Deste modo, o benefício da presença estabelecida de consultas multidisciplinares de pé diabético na redução drástica da taxa de amputação major encontra-se claramente demonstrado na literatura médica, fazendo a sua existência parte das recomendações do International Working Group of the Diabetic Foot. Nesse âmbito, a norma n.º 5/2011 da Direção-Geral da Saúde criou três níveis de cuidados de saúde relativos ao Diagnóstico Sistemático do Pé Diabético.


Desta forma, no nível I, a atividade decorre nos cuidados primários (sendo da responsabilidade de cada ACES organizar pelo menos uma equipa na respetiva área geográfica de intervenção), enquanto que os cuidados de níveis II e III têm lugar a nível hospitalar (sendo da responsabilidade de cada unidade hospitalar a respetiva organização).


O que mais determinantemente distingue estes últimos dois níveis é a presença da valência de Angiologia e Cirurgia Vascular no nível III. Em adição, se considerarmos a evolução fortemente crescente do número de casos de pé diabético neuroisquémico em detrimento franco dos casos de pé diabético neuropático, poder-se-á facilmente entender a crucial relevância da nossa especialidade no tratamento deste grupo particular de doentes.
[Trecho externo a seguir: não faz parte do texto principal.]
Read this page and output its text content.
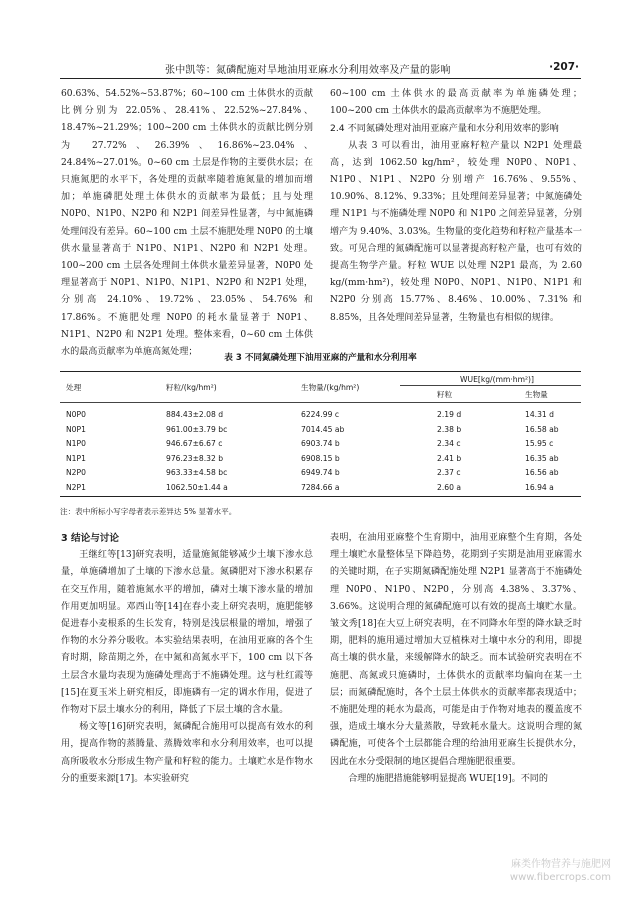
张中凯等：氮磷配施对旱地油用亚麻水分利用效率及产量的影响	·207·

60.63%、54.52%~53.87%；60~100 cm 土体供水的贡献比例分别为 22.05%、28.41%、22.52%~27.84%、18.47%~21.29%；100~200 cm 土体供水的贡献比例分别为 27.72%、26.39%、16.86%~23.04%、24.84%~27.01%。0~60 cm 土层是作物的主要供水层；在只施氮肥的水平下，各处理的贡献率随着施氮量的增加而增加；单施磷肥处理土体供水的贡献率为最低；且与处理 N0P0、N1P0、N2P0 和 N2P1 间差异性显著，与中氮施磷处理间没有差异。60~100 cm 土层不施肥处理 N0P0 的土壤供水量显著高于 N1P0、N1P1、N2P0 和 N2P1 处理。100~200 cm 土层各处理间土体供水量差异显著，N0P0 处理显著高于 N0P1、N1P0、N1P1、N2P0 和 N2P1 处理，分别高 24.10%、19.72%、23.05%、54.76% 和 17.86%。不施肥处理 N0P0 的耗水量显著于 N0P1、N1P1、N2P0 和 N2P1 处理。整体来看，0~60 cm 土体供水的最高贡献率为单施高氮处理；

60~100 cm 土体供水的最高贡献率为单施磷处理；100~200 cm 土体供水的最高贡献率为不施肥处理。

2.4 不同氮磷处理对油用亚麻产量和水分利用效率的影响

从表 3 可以看出，油用亚麻籽粒产量以 N2P1 处理最高，达到 1062.50 kg/hm²，较处理 N0P0、N0P1、N1P0、N1P1、N2P0 分别增产 16.76%、9.55%、10.90%、8.12%、9.33%；且处理间差异显著；中氮施磷处理 N1P1 与不施磷处理 N0P0 和 N1P0 之间差异显著，分别增产为 9.40%、3.03%。生物量的变化趋势和籽粒产量基本一致。可见合理的氮磷配施可以显著提高籽粒产量，也可有效的提高生物学产量。籽粒 WUE 以处理 N2P1 最高，为 2.60 kg/(mm·hm²)，较处理 N0P0、N0P1、N1P0、N1P1 和 N2P0 分别高 15.77%、8.46%、10.00%、7.31% 和 8.85%，且各处理间差异显著，生物量也有相似的规律。

表 3 不同氮磷处理下油用亚麻的产量和水分利用率
处理	籽粒/(kg/hm²)	生物量/(kg/hm²)
WUE[kg/(mm·hm²)]
籽粒	生物量
N0P0	884.43±2.08 d	6224.99 c	2.19 d	14.31 d
N0P1	961.00±3.79 bc	7014.45 ab	2.38 b	16.58 ab
N1P0	946.67±6.67 c	6903.74 b	2.34 c	15.95 c
N1P1	976.23±8.32 b	6908.15 b	2.41 b	16.35 ab
N2P0	963.33±4.58 bc	6949.74 b	2.37 c	16.56 ab
N2P1	1062.50±1.44 a	7284.66 a	2.60 a	16.94 a
注：表中所标小写字母者表示差异达 5% 显著水平。

3 结论与讨论

王继红等[13]研究表明，适量施氮能够减少土壤下渗水总量，单施磷增加了土壤的下渗水总量。氮磷肥对下渗水积累存在交互作用，随着施氮水平的增加，磷对土壤下渗水量的增加作用更加明显。邓西山等[14]在春小麦上研究表明，施肥能够促进春小麦根系的生长发育，特别是浅层根量的增加，增强了作物的水分养分吸收。本实验结果表明，在油用亚麻的各个生育时期，除苗期之外，在中氮和高氮水平下，100 cm 以下各土层含水量均表现为施磷处理高于不施磷处理。这与杜红霞等[15]在夏玉米上研究相反，即施磷有一定的调水作用，促进了作物对下层土壤水分的利用，降低了下层土壤的含水量。

杨文等[16]研究表明，氮磷配合施用可以提高有效水的利用，提高作物的蒸腾量、蒸腾效率和水分利用效率，也可以提高所吸收水分形成生物产量和籽粒的能力。土壤贮水是作物水分的重要来源[17]。本实验研究

表明，在油用亚麻整个生育期中，油用亚麻整个生育期，各处理土壤贮水量整体呈下降趋势，花期到子实期是油用亚麻需水的关键时期，在子实期氮磷配施处理 N2P1 显著高于不施磷处理 N0P0、N1P0、N2P0，分别高 4.38%、3.37%、3.66%。这说明合理的氮磷配施可以有效的提高土壤贮水量。皱文秀[18]在大豆上研究表明，在不同降水年型的降水缺乏时期，肥料的施用通过增加大豆植株对土壤中水分的利用，即提高土壤的供水量，来缓解降水的缺乏。而本试验研究表明在不施肥、高氮或只施磷时，土体供水的贡献率均偏向在某一土层；而氮磷配施时，各个土层土体供水的贡献率都表现适中；不施肥处理的耗水为最高，可能是由于作物对地表的覆盖度不强，造成土壤水分大量蒸散，导致耗水量大。这说明合理的氮磷配施，可使各个土层都能合理的给油用亚麻生长提供水分，因此在水分受限制的地区提倡合理施肥很重要。

合理的施肥措施能够明显提高 WUE[19]。不同的

麻类作物营养与施肥网
www.fibercrops.com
Não obstante, a concretização na prática clínica de uma consulta verdadeiramente multidisciplinar é particularmente desafiante, especialmente se for de nível III. A experiência acumulada dos centros com consultas solidificadas por anos de atividade revela que existem dois denominadores comuns para o seu bom funcionamento: liderança e motivação.

De facto, a centralização da liderança que depois coordena com as restantes valências e a existência de um responsável claramente identificado para cada uma delas parece ter
sido a chave para a aparição e consolidação das consultas multidisciplinares de nível III. Por outro lado, só elementos motivados para o tratamento destes doentes poderão resistir à carga assistencial acrescida e aos desafios clínicos e logísticos constantes inerentes e ainda ter capacidade para se atualizar e inovar nos cuidados prestados.

Em suma, a crescente prevalência da diabetes mellitus numa população cada vez mais envelhecida tem aumentado substancialmente a pressão sobre os cuidados de saúde, com particular relevância para uma das complicações mais relevantes que é o pé diabético. A evidência científica e a experiência clínica têm confirmado que a implantação de consultas multidisciplinares dedicadas a essa entidade permite reduzir de forma drástica a taxa de amputação major.

Contudo, a sua implantação e bom funcionamento são deveras desafiantes, implicando uma liderança eficaz e uma motivação constantemente renovada dos seus membros.